8 Matching Annotations
  1. Aug 2024
    1. The magnitude of the raw difference is typically much larger than that of the posterior effects. The difference is likely caused by LD, in that the raw difference of a single mutation contains contributions from other linked mutations, which may inflate the estimates.

      Could you constrain this analysis to mutations that are in LE with other de-novo mutations to test this hypothesis?

    2. Here we employ a classical line-cross strategy with MA lines, to break down the linkage disequilibrium among the accumulated mutations. We then combine whole-genome sequencing with high-throughput competitive fitness assays to estimate the DFE of a set of 169 spontaneous mutations.

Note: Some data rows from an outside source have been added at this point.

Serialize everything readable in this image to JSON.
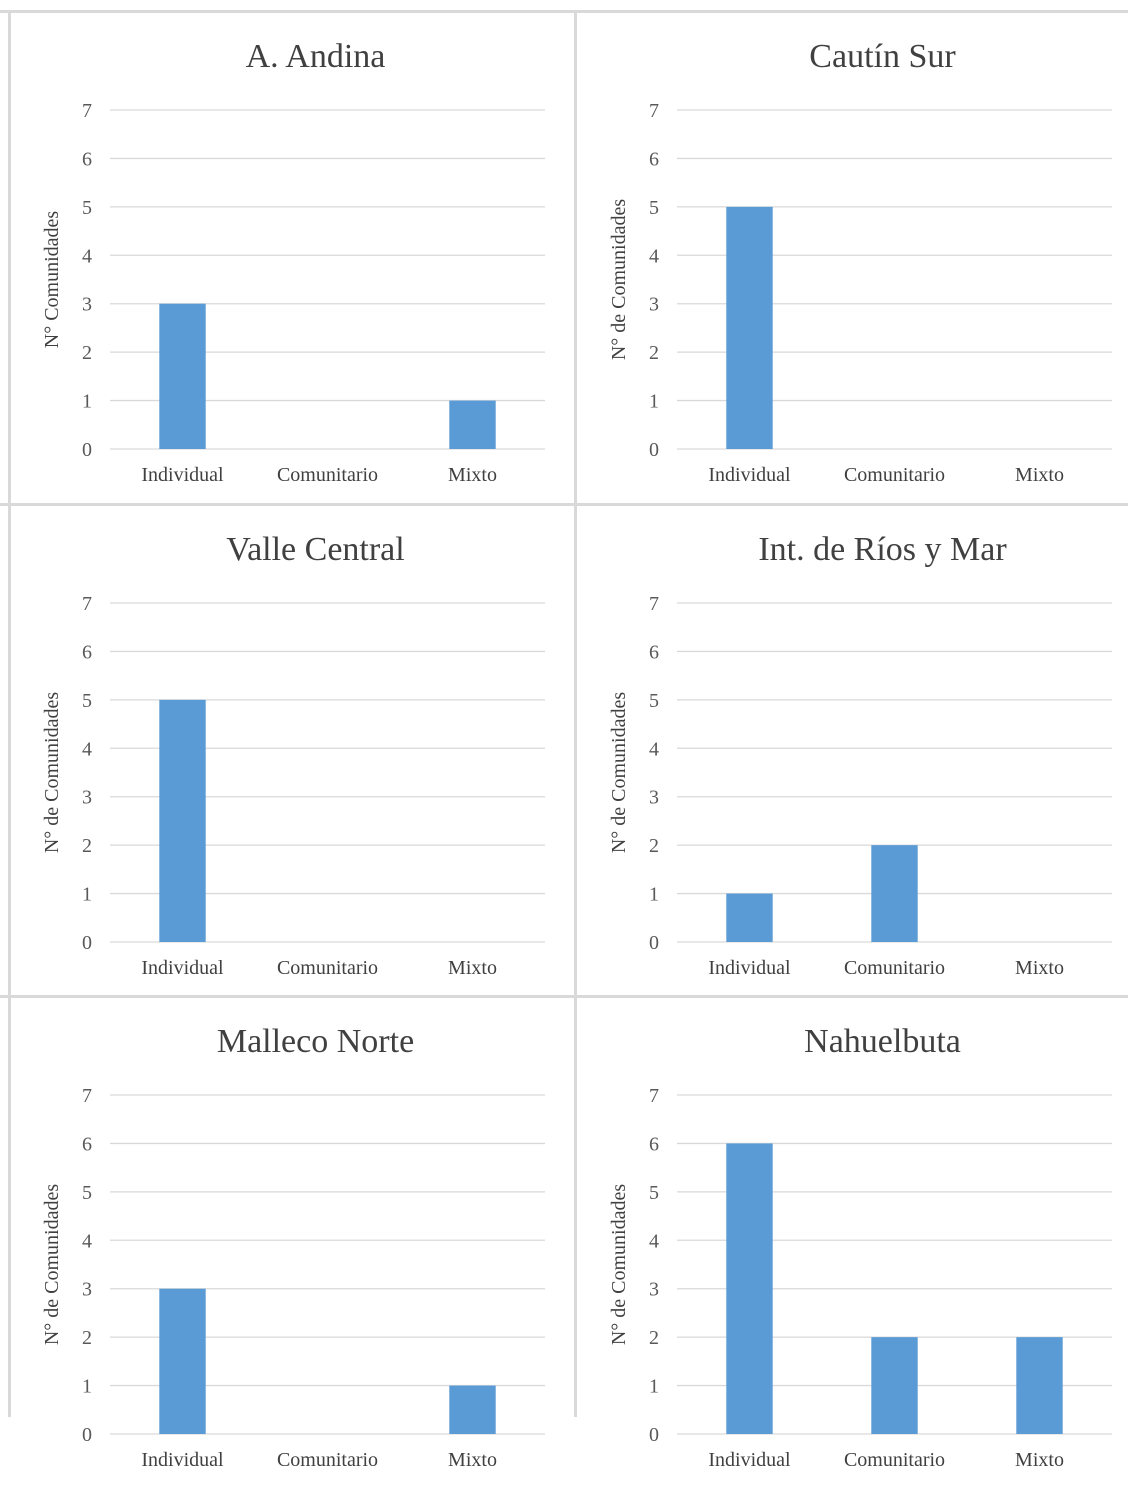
{
  "colors": {
    "bar": "#5b9bd5",
    "grid": "#d9d9d9",
    "border": "#d9d9d9",
    "text": "#404040"
  },
  "chart_data": [
    {
      "type": "bar",
      "title": "A. Andina",
      "ylabel": "N° Comunidades",
      "categories": [
        "Individual",
        "Comunitario",
        "Mixto"
      ],
      "values": [
        3,
        0,
        1
      ],
      "ylim": [
        0,
        7
      ],
      "yticks": [
        "0",
        "1",
        "2",
        "3",
        "4",
        "5",
        "6",
        "7"
      ],
      "grid": true
    },
    {
      "type": "bar",
      "title": "Cautín Sur",
      "ylabel": "N° de Comunidades",
      "categories": [
        "Individual",
        "Comunitario",
        "Mixto"
      ],
      "values": [
        5,
        0,
        0
      ],
      "ylim": [
        0,
        7
      ],
      "yticks": [
        "0",
        "1",
        "2",
        "3",
        "4",
        "5",
        "6",
        "7"
      ],
      "grid": true
    },
    {
      "type": "bar",
      "title": "Valle Central",
      "ylabel": "N° de Comunidades",
      "categories": [
        "Individual",
        "Comunitario",
        "Mixto"
      ],
      "values": [
        5,
        0,
        0
      ],
      "ylim": [
        0,
        7
      ],
      "yticks": [
        "0",
        "1",
        "2",
        "3",
        "4",
        "5",
        "6",
        "7"
      ],
      "grid": true
    },
    {
      "type": "bar",
      "title": "Int. de Ríos y Mar",
      "ylabel": "N° de Comunidades",
      "categories": [
        "Individual",
        "Comunitario",
        "Mixto"
      ],
      "values": [
        1,
        2,
        0
      ],
      "ylim": [
        0,
        7
      ],
      "yticks": [
        "0",
        "1",
        "2",
        "3",
        "4",
        "5",
        "6",
        "7"
      ],
      "grid": true
    },
    {
      "type": "bar",
      "title": "Malleco Norte",
      "ylabel": "N° de Comunidades",
      "categories": [
        "Individual",
        "Comunitario",
        "Mixto"
      ],
      "values": [
        3,
        0,
        1
      ],
      "ylim": [
        0,
        7
      ],
      "yticks": [
        "0",
        "1",
        "2",
        "3",
        "4",
        "5",
        "6",
        "7"
      ],
      "grid": true
    },
    {
      "type": "bar",
      "title": "Nahuelbuta",
      "ylabel": "N° de Comunidades",
      "categories": [
        "Individual",
        "Comunitario",
        "Mixto"
      ],
      "values": [
        6,
        2,
        2
      ],
      "ylim": [
        0,
        7
      ],
      "yticks": [
        "0",
        "1",
        "2",
        "3",
        "4",
        "5",
        "6",
        "7"
      ],
      "grid": true
    }
  ]
}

      I greatly enjoyed reading this paper. True experimental estimates of the DFE in MA studies are super valuable and provide a very interesting comparison for pop-gen based DFE methods as pointed out by the authors.

    3. Averaged over all RI(AI)Ls, accounting for variation among assay blocks and removing two outlying lines, the regression of W on number of mutations is not significantly different from 0 (slope = −0.0051, F1,509=1.83, P>0.17), although the trend suggests that mutations are deleterious, on average.

      Is there a chance that false negative mutations (i.e. incorrectly unobserved events in the MA lines) could contribute to this result?

    4. The simplest way to infer the mutational effect at a locus is to calculate the mean value of all lines with a mutant allele and all lines with an ancestral allele at that locus; the difference is the raw difference (uRAW) of the mutation at that locus. As a sanity check, we plotted the inferred Bayesian posterior effect against the raw difference; ideally, the correlation should be +1. The correlations were positive, but well below 1 in all three cases (Figure 4). The magnitude of the raw difference is typically much larger than that of the posterior effects. The difference is likely caused by LD, in that the raw difference of a single mutation contains contributions from other linked mutations, which may inflate the estimates.

      Two quick thoughts for further sanity checks. 1) Does this regression look any different for SNPs vs indels? 2) Do the individual mutation specific effects conform to expectations one might have based on the functional annotations available for these mutational events?

  2. Jul 2024
    1. An important caveat is that, although the DE framework makes reasonable fitness predictions for these two drug pairs, it fails in many other environments and for many other genotypes, again highlighting the prevalence of ExExG.

      The DE approach seems quite powerful especially since it adds a 'benign E' reference line for fitness comparisons. I would love to see how the prediction from this model lines up with true fitness in figure 2 for all lines tested.

    2. In terms of synergy vs antagonism, our results suggest that a small number of mutations can change a drug combination from having a synergistic to an antagonistic effect. For example, figure 2C shows a case where LRLF acts synergistically on a yeast strain harboring a single nucleotide mutation to the HDA1 gene, but acts antagonistically on a different evolved yeast mutant. Similarly, figure 3 shows cases where a drug pair changes from having a synergistic to an antagonistic effect across different mutants.

      It seems from figure 2 and 3, the dominant pattern in the dataset is that of antagonistic interactions (at least in respect to the additive model). This made me wonder two things: 1) Are there are general biological explanations for such a pattern or considerations for why this might be expected? I'm thinking of the GxG equivalent where we know for example that diminishing returns epistasis is a common feature of adaptive populations, and this can be linked to theoretical models of fitness landscapes in the context of Fisher's geometric model etc. 2) Is this the correct biological null model to use? Certainly in the quant-gen world the additive approach would be the go-to starting point, but is this relevant for the context of these fitness estimates? My first gut feeling was that the average null model should be more relevant. Not sure if a pop-gen multiplicative approach is another potential null.

    3. Here, we take a large collection of roughly 1,000 antifungal drug-resistant yeast mutants evolved using this method and ask how often fitness in multidrug environments is predicted by fitness in single drug environments (Figure 1D)

      I enjoyed reading this paper and the novel ExExG framing of the study! This is a great dataset, I hope more genomic data can be attached to it in the future enabling even more mutation specific questions to be asked.

    4. Four different models (horizontal axis) are used to calculate expected fitness for each of roughly 1000 mutants per drug pair

      It would be useful to get a short description of these models here (aside from the methods) for clarity.